I'm wondering how the large scale galaxy distribution is implemented in SE.
The galaxy structures (filaments, voids, walls ...) are actively researched. There are many papers about that. The most accurate results are achieved if we put billions of particles through the equations of gravity and let the simulation run for couple of billions simulated years (like these guys did http://www.mpa-garching.mpg.de/galform/virgo/millennium/ - the simulation took about a month to complete on a supercomputer).
Well, it is more than clear the SE does not use this method That's why it is very interesting what approach is used (at least in general lines) to generate such a galaxy distribution in real time.
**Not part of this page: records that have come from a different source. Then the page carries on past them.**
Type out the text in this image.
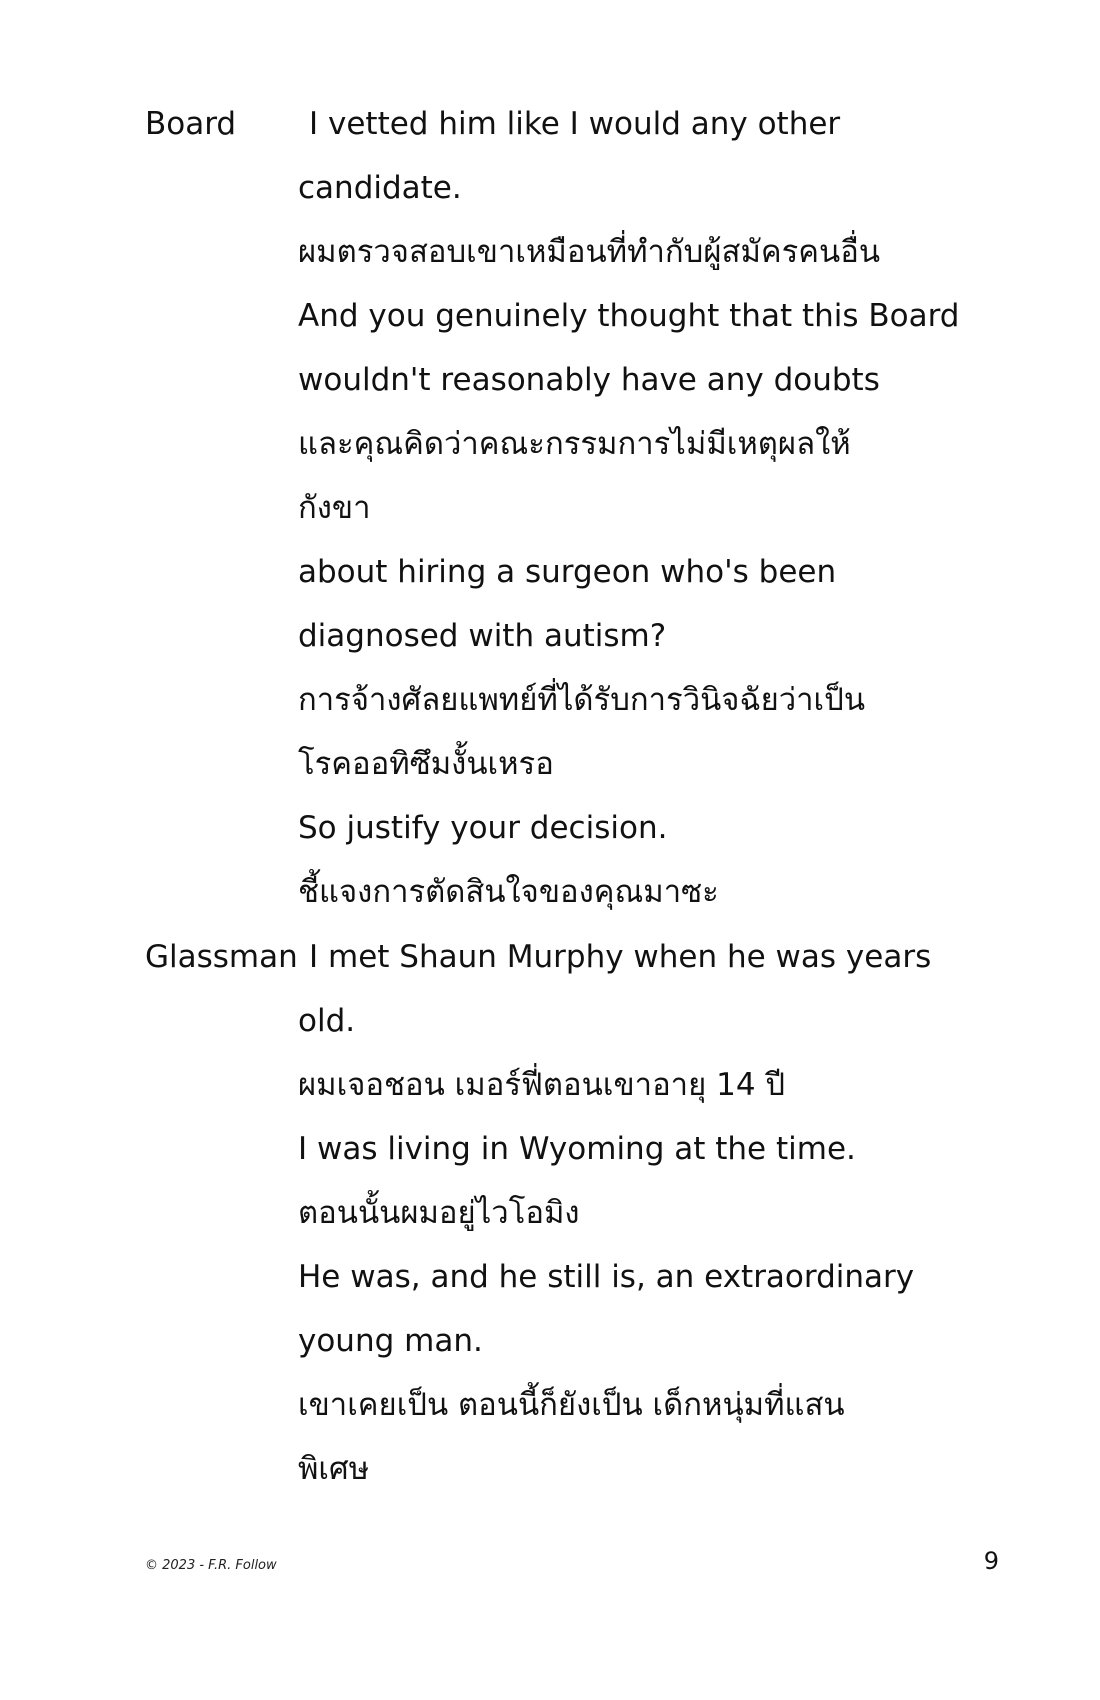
Board I vetted him like I would any other
candidate.
ผมตรวจสอบเขาเหมือนที่ทำกับผู้สมัครคนอื่น
And you genuinely thought that this Board
wouldn't reasonably have any doubts
และคุณคิดว่าคณะกรรมการไม่มีเหตุผลให้
กังขา
about hiring a surgeon who's been
diagnosed with autism?
การจ้างศัลยแพทย์ที่ได้รับการวินิจฉัยว่าเป็น
โรคออทิซึมงั้นเหรอ
So justify your decision.
ชี้แจงการตัดสินใจของคุณมาซะ
Glassman I met Shaun Murphy when he was years
old.
ผมเจอชอน เมอร์ฟี่ตอนเขาอายุ 14 ปี
I was living in Wyoming at the time.
ตอนนั้นผมอยู่ไวโอมิง
He was, and he still is, an extraordinary
young man.
เขาเคยเป็น ตอนนี้ก็ยังเป็น เด็กหนุ่มที่แสน
พิเศษ
© 2023 - F.R. Follow	9
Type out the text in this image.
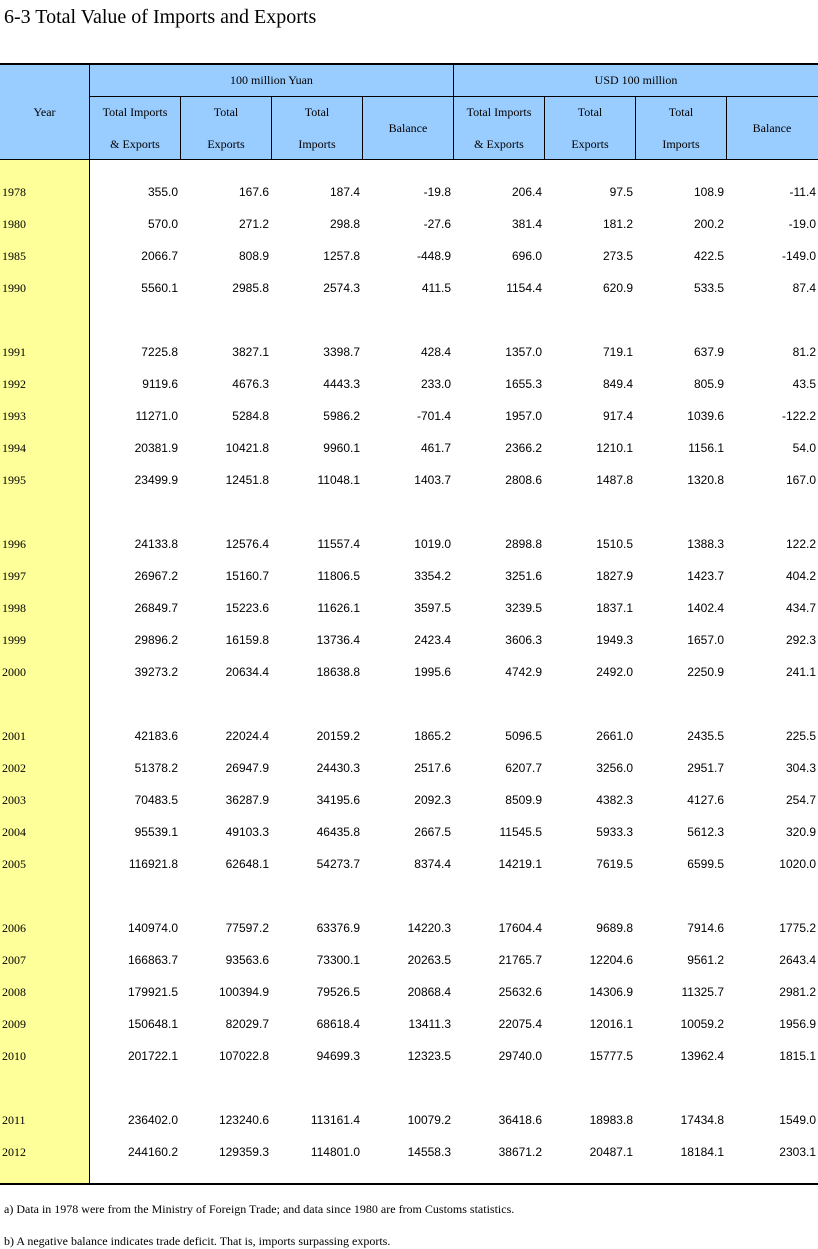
6-3 Total Value of Imports and Exports
Year
100 million Yuan	USD 100 million
Total Imports
& Exports
Total
Exports
Total
Imports
Balance
Total Imports
& Exports
Total
Exports
Total
Imports
Balance
1978	355.0	167.6	187.4	-19.8	206.4	97.5	108.9	-11.4
1980	570.0	271.2	298.8	-27.6	381.4	181.2	200.2	-19.0
1985	2066.7	808.9	1257.8	-448.9	696.0	273.5	422.5	-149.0
1990	5560.1	2985.8	2574.3	411.5	1154.4	620.9	533.5	87.4
1991	7225.8	3827.1	3398.7	428.4	1357.0	719.1	637.9	81.2
1992	9119.6	4676.3	4443.3	233.0	1655.3	849.4	805.9	43.5
1993	11271.0	5284.8	5986.2	-701.4	1957.0	917.4	1039.6	-122.2
1994	20381.9	10421.8	9960.1	461.7	2366.2	1210.1	1156.1	54.0
1995	23499.9	12451.8	11048.1	1403.7	2808.6	1487.8	1320.8	167.0
1996	24133.8	12576.4	11557.4	1019.0	2898.8	1510.5	1388.3	122.2
1997	26967.2	15160.7	11806.5	3354.2	3251.6	1827.9	1423.7	404.2
1998	26849.7	15223.6	11626.1	3597.5	3239.5	1837.1	1402.4	434.7
1999	29896.2	16159.8	13736.4	2423.4	3606.3	1949.3	1657.0	292.3
2000	39273.2	20634.4	18638.8	1995.6	4742.9	2492.0	2250.9	241.1
2001	42183.6	22024.4	20159.2	1865.2	5096.5	2661.0	2435.5	225.5
2002	51378.2	26947.9	24430.3	2517.6	6207.7	3256.0	2951.7	304.3
2003	70483.5	36287.9	34195.6	2092.3	8509.9	4382.3	4127.6	254.7
2004	95539.1	49103.3	46435.8	2667.5	11545.5	5933.3	5612.3	320.9
2005	116921.8	62648.1	54273.7	8374.4	14219.1	7619.5	6599.5	1020.0
2006	140974.0	77597.2	63376.9	14220.3	17604.4	9689.8	7914.6	1775.2
2007	166863.7	93563.6	73300.1	20263.5	21765.7	12204.6	9561.2	2643.4
2008	179921.5	100394.9	79526.5	20868.4	25632.6	14306.9	11325.7	2981.2
2009	150648.1	82029.7	68618.4	13411.3	22075.4	12016.1	10059.2	1956.9
2010	201722.1	107022.8	94699.3	12323.5	29740.0	15777.5	13962.4	1815.1
2011	236402.0	123240.6	113161.4	10079.2	36418.6	18983.8	17434.8	1549.0
2012	244160.2	129359.3	114801.0	14558.3	38671.2	20487.1	18184.1	2303.1
a) Data in 1978 were from the Ministry of Foreign Trade; and data since 1980 are from Customs statistics.
b) A negative balance indicates trade deficit. That is, imports surpassing exports.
If you want too see it yourself try to increase galaxies luminosity and reduce exposure
That's exactly the reason I asked the question: because SE's the distribution of galaxies looks so great (thank you for providing the screenshot!) and, yes, I'm sure that this distribution is not a result of gravity simulation. If it takes a month on a supercomputer to make the gravity calculations how can one expect to see it in real time on a pc.
That's why the question is so interesting: how SE manages to achieve such convincing large scale distribution and yet do it in real time. Obviously some very smart noise distribution algorithm is used which happens to mimic very well the real structure (voids, filaments etc.). Or maybe some pre-calculated structure pattern is used and it is "stamped" across the universe?
Most likely only Space Engineer can give the answer
Yeah, Space Engine obviously doesn't simulate formation of large scale structure via gravitational collapse. If it did then it would probably melt your CPU. Instead of simulating astrophysical phenomena, it imitates them by some clever procedural methods and calculations.
Here the large scale structure is also made procedurally, by -- I'm guessing -- mapping galaxy density to some form of 3D gradient noise akin to Perlin noise. It might be more complicated than that, I'm not completely sure. Space Engineer could probably clarify.
I used the Worley noise with coordinates slightly distorted by Fbm noise to generate galaxy density value. This value is generated for each galaxy and used to discard that galaxy if the value is too small, making voids.
Before posting this question I have been trying to generate random 3D dots which look like Cosmic Web. I experimented with 3D voronoi cells but the distribution always seemed too "angular". That's why I was so curious what algorithm you've been using.
I my tests I noticed that the majority of dots (galaxies) finally get discarded and that's a waste of processing power. It will be nice if the noise functions can be transformed in such a way that they receive uniformly distributed random numbers and produce random coordinates with the Worley+Fbm distribution. That will eliminate the need for discarding. But I don't know if that is possible (I'm not that versed in maths). I imagine something like this: if the generated random coordinates are too close to void center and should be discarded, instead they get pushed along the vector between the cell center and the random point, moving them closer to the walls. But that's just an idea, I should do some experimenting to see if it's really possible and most importantly if the additional computations really save more cycles than simply discarding and generating anew.